Taylor looked through papers and, cross-checking the owner of the key code with the hours billed, learned that fourteen of the fifteen who’d checked in on Saturday morning had billed no more than six hours, which meant they would have left by four or five in the afternoon—a typical pattern for those working weekends: Get the work done early then play on Saturday night.
The one lawyer who’d remained was Mitchell Reece.
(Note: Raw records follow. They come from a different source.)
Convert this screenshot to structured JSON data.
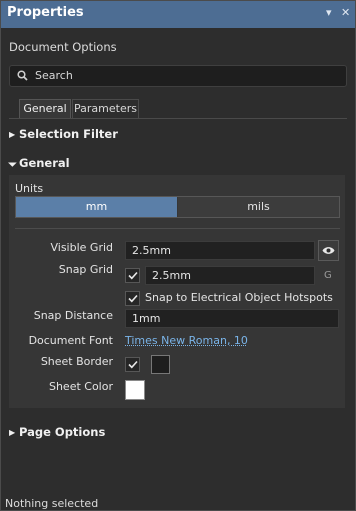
{
  "panel": {
    "title": "Properties",
    "pin_glyph": "▾",
    "close_glyph": "✕",
    "subtitle": "Document Options"
  },
  "search": {
    "placeholder": "Search"
  },
  "tabs": [
    {
      "label": "General",
      "active": true
    },
    {
      "label": "Parameters",
      "active": false
    }
  ],
  "sections": {
    "selection_filter": "Selection Filter",
    "general": "General",
    "page_options": "Page Options"
  },
  "units": {
    "label": "Units",
    "options": [
      "mm",
      "mils"
    ],
    "selected": "mm"
  },
  "fields": {
    "visible_grid": {
      "label": "Visible Grid",
      "value": "2.5mm"
    },
    "snap_grid": {
      "label": "Snap Grid",
      "value": "2.5mm",
      "checked": true,
      "suffix": "G"
    },
    "snap_hotspots": {
      "label": "Snap to Electrical Object Hotspots",
      "checked": true
    },
    "snap_distance": {
      "label": "Snap Distance",
      "value": "1mm"
    },
    "document_font": {
      "label": "Document Font",
      "value": "Times New Roman, 10"
    },
    "sheet_border": {
      "label": "Sheet Border",
      "checked": true,
      "color": "#1e1e1e"
    },
    "sheet_color": {
      "label": "Sheet Color",
      "color": "#ffffff"
    }
  },
  "status": "Nothing selected",
  "icons": {
    "search": "search-icon",
    "eye": "eye-icon",
    "check": "checkmark-icon"
  },
  "colors": {
    "titlebar": "#4d6d93",
    "accent": "#5b7fa8",
    "link": "#7ab4e8"
  }
}
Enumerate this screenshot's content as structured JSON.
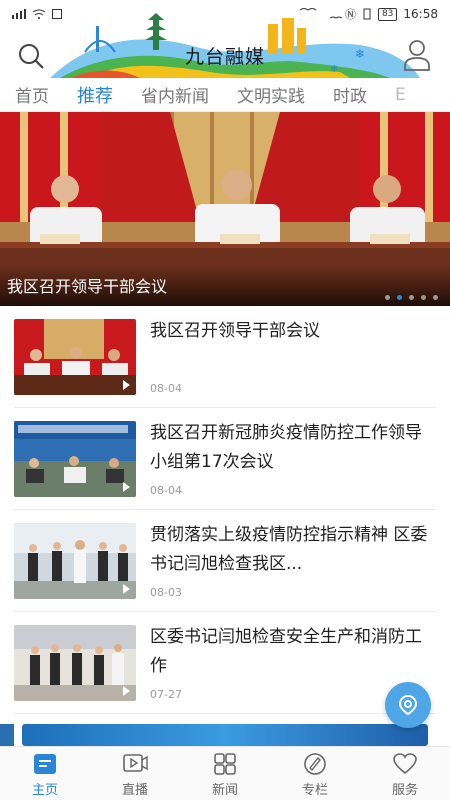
{
  "status": {
    "battery": "83",
    "time": "16:58"
  },
  "header": {
    "title": "九台融媒"
  },
  "tabs": [
    {
      "label": "首页"
    },
    {
      "label": "推荐"
    },
    {
      "label": "省内新闻"
    },
    {
      "label": "文明实践"
    },
    {
      "label": "时政"
    },
    {
      "label": "E"
    }
  ],
  "banner": {
    "title": "我区召开领导干部会议",
    "active_dot": 2,
    "dot_count": 5
  },
  "news": [
    {
      "title": "我区召开领导干部会议",
      "date": "08-04"
    },
    {
      "title": "我区召开新冠肺炎疫情防控工作领导小组第17次会议",
      "date": "08-04"
    },
    {
      "title": "贯彻落实上级疫情防控指示精神 区委书记闫旭检查我区...",
      "date": "08-03"
    },
    {
      "title": "区委书记闫旭检查安全生产和消防工作",
      "date": "07-27"
    }
  ],
  "bottom_nav": [
    {
      "label": "主页",
      "icon": "home-icon"
    },
    {
      "label": "直播",
      "icon": "live-icon"
    },
    {
      "label": "新闻",
      "icon": "news-grid-icon"
    },
    {
      "label": "专栏",
      "icon": "column-icon"
    },
    {
      "label": "服务",
      "icon": "service-heart-icon"
    }
  ],
  "colors": {
    "accent": "#2a86d8",
    "fab": "#4fa6e6"
  }
}
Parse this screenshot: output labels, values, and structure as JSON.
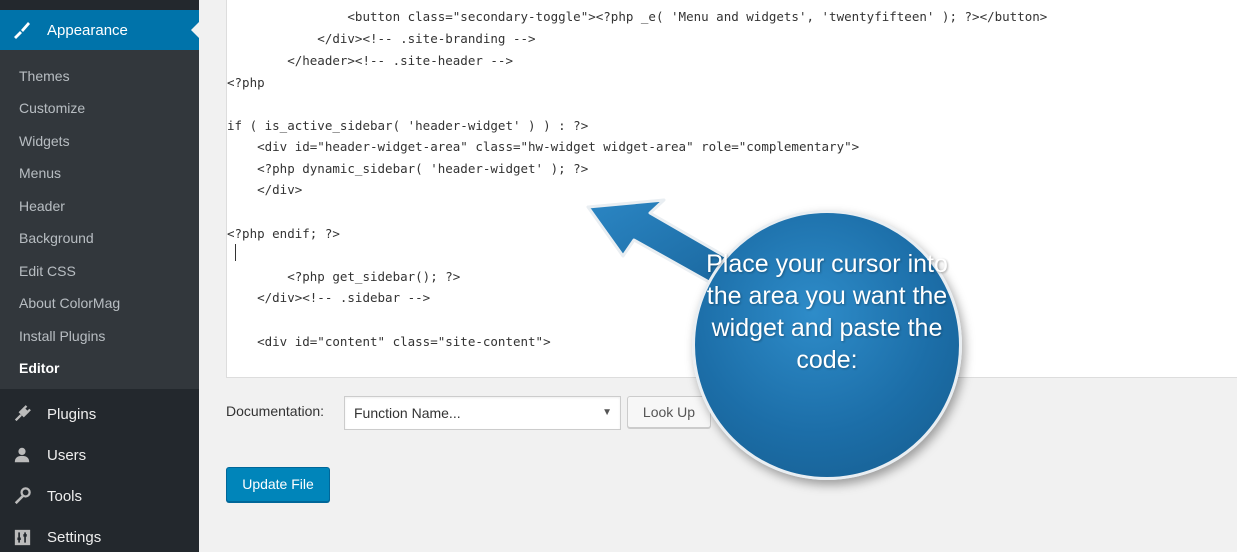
{
  "sidebar": {
    "appearance_label": "Appearance",
    "submenu": [
      "Themes",
      "Customize",
      "Widgets",
      "Menus",
      "Header",
      "Background",
      "Edit CSS",
      "About ColorMag",
      "Install Plugins",
      "Editor"
    ],
    "bottom_items": [
      {
        "label": "Plugins",
        "icon": "plugins-icon"
      },
      {
        "label": "Users",
        "icon": "users-icon"
      },
      {
        "label": "Tools",
        "icon": "tools-icon"
      },
      {
        "label": "Settings",
        "icon": "settings-icon"
      }
    ],
    "current_submenu": "Editor"
  },
  "editor": {
    "lines": [
      "                <button class=\"secondary-toggle\"><?php _e( 'Menu and widgets', 'twentyfifteen' ); ?></button>",
      "            </div><!-- .site-branding -->",
      "        </header><!-- .site-header -->",
      "<?php",
      "",
      "if ( is_active_sidebar( 'header-widget' ) ) : ?>",
      "    <div id=\"header-widget-area\" class=\"hw-widget widget-area\" role=\"complementary\">",
      "    <?php dynamic_sidebar( 'header-widget' ); ?>",
      "    </div>",
      "",
      "<?php endif; ?>",
      "",
      "        <?php get_sidebar(); ?>",
      "    </div><!-- .sidebar -->",
      "",
      "    <div id=\"content\" class=\"site-content\">"
    ]
  },
  "documentation": {
    "label": "Documentation:",
    "select_value": "Function Name...",
    "lookup_label": "Look Up"
  },
  "update_button": "Update File",
  "annotation": {
    "text": "Place your cursor into the area you want the widget and paste the code:"
  },
  "colors": {
    "sidebar_bg": "#23282d",
    "submenu_bg": "#32373c",
    "active_blue": "#0073aa",
    "primary_button": "#0085ba",
    "callout_blue": "#1c6ea8"
  }
}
Flipping to the Sunday key entries, she saw that Reece had returned, as he’d told her, later that morning, at 9:23. But there was an entry
before
that, well before it, in fact. Someone had entered the firm at 1:30
A.M
. But the only lawyer for whom there were time sheet entries was Reece.
Why on earth would somebody come into the firm that late and not do any work?
Maybe to open the door for a thief who would steal a gazillion-dollar note.
She flipped through the key assignment file and found that the person who’d entered at 1:30 had been Thomas Sebastian.
“Sebastian.” Taylor tried to picture him but couldn’t form an image; so many of the young associates looked alike. “What do you know about him?”
Carrie rolled her eyes. “Gag me. He’s a total party animal. Goes out every night, dates a different girl every week, sometimes two—if you want to call it a date. We went out once and he couldn’t keep his hands to himself.”
“Is he at the firm now, tonight?”
“When I left, maybe a half hour ago, he was still working. But he’ll probably be going out later. Around ten or eleven. I think he goes to clubs every night.”
“You know where he hangs out?”
“There’s a club called The Space.…”
Taylor said, “Sure, I’ve been there.” She then asked, “Did you bring copies of the time sheet summaries from the
New Amsterdam v. Hanover & Stiver
case?”
Carrie slid a thick wad of Xerox copies to Taylor, who thumbed through them. These would show how much time each person spent on the case. Those more familiar with the case, Taylor was figuring, would be more likely to have been the ones approached by Hanover to steal the note.
Of the list of thirty people who’d been involved, though, only a few had spent significant time on it: Burdick and Reece primarily.
“Man,” Taylor whispered, “look at the hours Mitchell worked. Fifteen hours in one day, sixteen hours, fourteen—on a Sunday. He even billed ten hours on Thanksgiving.”
“That’s why I love being a corporate paralegal,” Carrie said, sounding as if she devoutly meant it. “You do trial work, you can kiss personal time so long.”
“Look at this.” Taylor frowned, tapping the “Paralegals” column on the case roster. “Linda Davidoff.”
Carrie stared silently at her frothy drink. Then she said, “I didn’t go to her funeral. Were you there?”
“Yes, I was.”
Many people at the firm had attended. The suicide of the pretty, shy paralegal last fall had stunned everyone in the firm—though such deaths weren’t unheard of. The subject wasn’t talked about much in Wall Street law circles but paralegals who worked for big firms were under a lot of pressure—not only at their jobs but at home as well: Many of them were urged by their parents or peers to get into good law schools when they in fact had no particular interest in or aptitude for the law. There were many breakdowns and more than a few suicide attempts.
“I didn’t know her too good,” Carrie said. “She was kind of a mystery.” A faint laugh. “Like you in a way. I didn’t know you were a musician. Linda was a poet. You know that?”
“I think I remember something from the eulogy,” Taylor said absently, eyes scanning the time sheets. “Look, in
September Linda stopped working on the case and Sean Lillick took over for her as paralegal.”
“Sean? He’s a strange boy. I think he’s a musician too. Or a stand-up comic, I don’t know. He’s skinny and wears weird clothes. Has his hair all spiked up. I like him, though. I flirted with him some but he never asked me out. You ask me, Mitchell’s cuter.” Carrie played with the pearls around her neck and her voice flattened to a gossipy hush. “I heard you were with him all day.”